Materials/Methods: We retrospectively identified patients who received HA-WBRT at a single institution between 2019-2024. Demographic, tumor-related (primary site, histology, number of brain metastases), and treatment variables (systemic therapy) were collected. For those with follow up imaging, brain MRI were obtained and rigidly registered to the initial radiation plan. The main outcomes of interest were intracranial progression, defined as any tumor growth in the brain after HA-WBRT, and peri-hippocampal progression, defined as tumor growth in the brain outside the prescription isodose line. Overall survival and freedom from intracranial and peri-hippocampal progression were estimated using the Kaplan-Meier method.
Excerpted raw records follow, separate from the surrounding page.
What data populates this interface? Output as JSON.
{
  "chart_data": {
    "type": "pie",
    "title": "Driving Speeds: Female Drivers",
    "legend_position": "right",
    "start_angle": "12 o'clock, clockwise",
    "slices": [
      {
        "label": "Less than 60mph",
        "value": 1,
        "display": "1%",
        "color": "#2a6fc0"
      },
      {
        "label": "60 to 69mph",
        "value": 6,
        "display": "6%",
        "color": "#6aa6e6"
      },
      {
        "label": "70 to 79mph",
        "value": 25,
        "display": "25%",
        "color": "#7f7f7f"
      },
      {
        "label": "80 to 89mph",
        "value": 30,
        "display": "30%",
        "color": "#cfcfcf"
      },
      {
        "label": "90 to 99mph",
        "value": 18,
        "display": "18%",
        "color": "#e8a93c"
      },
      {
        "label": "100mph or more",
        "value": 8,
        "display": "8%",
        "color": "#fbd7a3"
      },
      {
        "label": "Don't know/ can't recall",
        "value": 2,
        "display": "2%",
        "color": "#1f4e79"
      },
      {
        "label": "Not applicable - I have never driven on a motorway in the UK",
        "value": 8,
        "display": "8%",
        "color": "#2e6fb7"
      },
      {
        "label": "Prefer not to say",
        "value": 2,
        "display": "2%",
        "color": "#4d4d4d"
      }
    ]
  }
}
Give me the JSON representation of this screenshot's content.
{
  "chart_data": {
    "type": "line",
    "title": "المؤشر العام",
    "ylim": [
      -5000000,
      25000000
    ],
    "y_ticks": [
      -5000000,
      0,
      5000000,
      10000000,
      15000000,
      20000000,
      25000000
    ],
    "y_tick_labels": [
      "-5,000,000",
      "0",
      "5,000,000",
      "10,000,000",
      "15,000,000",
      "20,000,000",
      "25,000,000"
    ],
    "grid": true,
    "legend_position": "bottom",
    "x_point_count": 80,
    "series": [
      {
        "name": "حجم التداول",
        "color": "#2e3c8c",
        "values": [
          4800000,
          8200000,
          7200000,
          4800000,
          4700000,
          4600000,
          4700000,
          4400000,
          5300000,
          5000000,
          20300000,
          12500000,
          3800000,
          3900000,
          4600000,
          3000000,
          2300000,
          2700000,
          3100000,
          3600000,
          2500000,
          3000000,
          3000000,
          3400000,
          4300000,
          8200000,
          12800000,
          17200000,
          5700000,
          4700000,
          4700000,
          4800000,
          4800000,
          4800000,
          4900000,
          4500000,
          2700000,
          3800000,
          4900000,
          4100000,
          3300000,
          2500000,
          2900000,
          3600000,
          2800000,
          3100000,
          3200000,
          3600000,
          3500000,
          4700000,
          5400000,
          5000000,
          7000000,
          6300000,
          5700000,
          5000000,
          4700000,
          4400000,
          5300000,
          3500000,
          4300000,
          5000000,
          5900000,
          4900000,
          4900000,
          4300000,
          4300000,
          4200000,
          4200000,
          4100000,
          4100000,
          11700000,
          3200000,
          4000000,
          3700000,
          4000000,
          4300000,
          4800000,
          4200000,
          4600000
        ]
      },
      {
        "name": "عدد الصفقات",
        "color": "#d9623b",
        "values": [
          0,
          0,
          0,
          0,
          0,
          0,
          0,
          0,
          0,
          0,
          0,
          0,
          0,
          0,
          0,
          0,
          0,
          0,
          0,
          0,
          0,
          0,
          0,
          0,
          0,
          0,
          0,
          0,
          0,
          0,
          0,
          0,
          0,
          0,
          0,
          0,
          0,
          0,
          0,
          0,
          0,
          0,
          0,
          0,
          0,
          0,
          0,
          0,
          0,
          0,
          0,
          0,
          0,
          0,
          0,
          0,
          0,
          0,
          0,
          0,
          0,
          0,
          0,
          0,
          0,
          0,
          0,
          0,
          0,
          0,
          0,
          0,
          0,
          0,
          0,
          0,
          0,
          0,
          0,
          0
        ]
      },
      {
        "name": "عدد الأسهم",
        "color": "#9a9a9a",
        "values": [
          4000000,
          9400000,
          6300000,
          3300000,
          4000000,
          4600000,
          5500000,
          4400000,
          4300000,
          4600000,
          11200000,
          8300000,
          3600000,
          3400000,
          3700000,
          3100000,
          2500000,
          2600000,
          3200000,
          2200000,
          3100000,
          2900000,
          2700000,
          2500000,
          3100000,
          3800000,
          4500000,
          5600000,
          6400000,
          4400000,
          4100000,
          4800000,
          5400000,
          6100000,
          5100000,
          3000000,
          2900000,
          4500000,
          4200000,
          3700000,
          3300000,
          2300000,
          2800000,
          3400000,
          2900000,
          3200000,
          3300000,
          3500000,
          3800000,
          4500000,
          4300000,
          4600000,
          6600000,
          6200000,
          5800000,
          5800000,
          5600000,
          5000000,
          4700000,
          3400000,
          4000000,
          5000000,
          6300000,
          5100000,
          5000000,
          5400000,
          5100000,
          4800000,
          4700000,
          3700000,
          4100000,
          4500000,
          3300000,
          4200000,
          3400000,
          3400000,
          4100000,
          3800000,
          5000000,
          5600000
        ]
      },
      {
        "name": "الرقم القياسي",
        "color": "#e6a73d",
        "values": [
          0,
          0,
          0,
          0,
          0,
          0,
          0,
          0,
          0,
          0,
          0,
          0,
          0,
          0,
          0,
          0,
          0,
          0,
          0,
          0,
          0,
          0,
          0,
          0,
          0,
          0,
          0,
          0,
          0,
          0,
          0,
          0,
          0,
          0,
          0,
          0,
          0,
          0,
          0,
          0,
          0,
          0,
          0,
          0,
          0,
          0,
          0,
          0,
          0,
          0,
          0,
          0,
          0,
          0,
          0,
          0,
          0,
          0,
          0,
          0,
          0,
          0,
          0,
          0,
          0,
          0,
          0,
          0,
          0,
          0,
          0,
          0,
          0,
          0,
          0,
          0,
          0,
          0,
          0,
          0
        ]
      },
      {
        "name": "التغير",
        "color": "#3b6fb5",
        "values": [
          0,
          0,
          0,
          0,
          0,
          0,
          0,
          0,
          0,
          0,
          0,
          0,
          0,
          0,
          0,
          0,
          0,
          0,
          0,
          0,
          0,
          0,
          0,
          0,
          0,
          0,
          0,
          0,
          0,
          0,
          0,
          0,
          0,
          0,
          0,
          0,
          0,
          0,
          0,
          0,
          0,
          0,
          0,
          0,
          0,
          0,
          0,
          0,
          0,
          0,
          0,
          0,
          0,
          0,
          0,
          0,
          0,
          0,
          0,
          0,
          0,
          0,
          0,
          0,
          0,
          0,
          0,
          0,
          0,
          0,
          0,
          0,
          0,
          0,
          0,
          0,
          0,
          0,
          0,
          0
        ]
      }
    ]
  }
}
Results: 46 patients (29 female) were included. The most common primary sites were lung (N=19, small cell N=7), breast (N=15), and melanoma (N=6). Most patients (N=42, 91%) had three or more brain metastases prior to HA-WBRT. Ten patients (21%) received stereotactic radiosurgery prior to HA-WBRT, and 40 (87%) had systemic therapy before or after treatment. Overall survival was 83% at 6 months and 51% at 12 months. Of the 32 patients with follow up imaging, 10 had intracranial progression at a median of 7.5 months (range 3-30). All 10 patients had progression within the prescription dose, of whom 3 also had progression in the peri-hippocampal area at an interval of 3, 5 and 11 months after treatment, respectively. Of the 3 patients with peri-hippocampal progression, two had SCLC and one had melanoma. Freedom from peri-hippocampal progression was 90% at 6 months.
Conclusion: Peri-hippocampal progression after HA-WBRT may occur at a higher rate than previously assumed but often occurs in the context of distant progression in the brain. Patients with SCLC may be at a higher risk of peri-hippocampal progression after HA-WBRT. Selection criteria for candidates for HA-WBRT may require further refinement.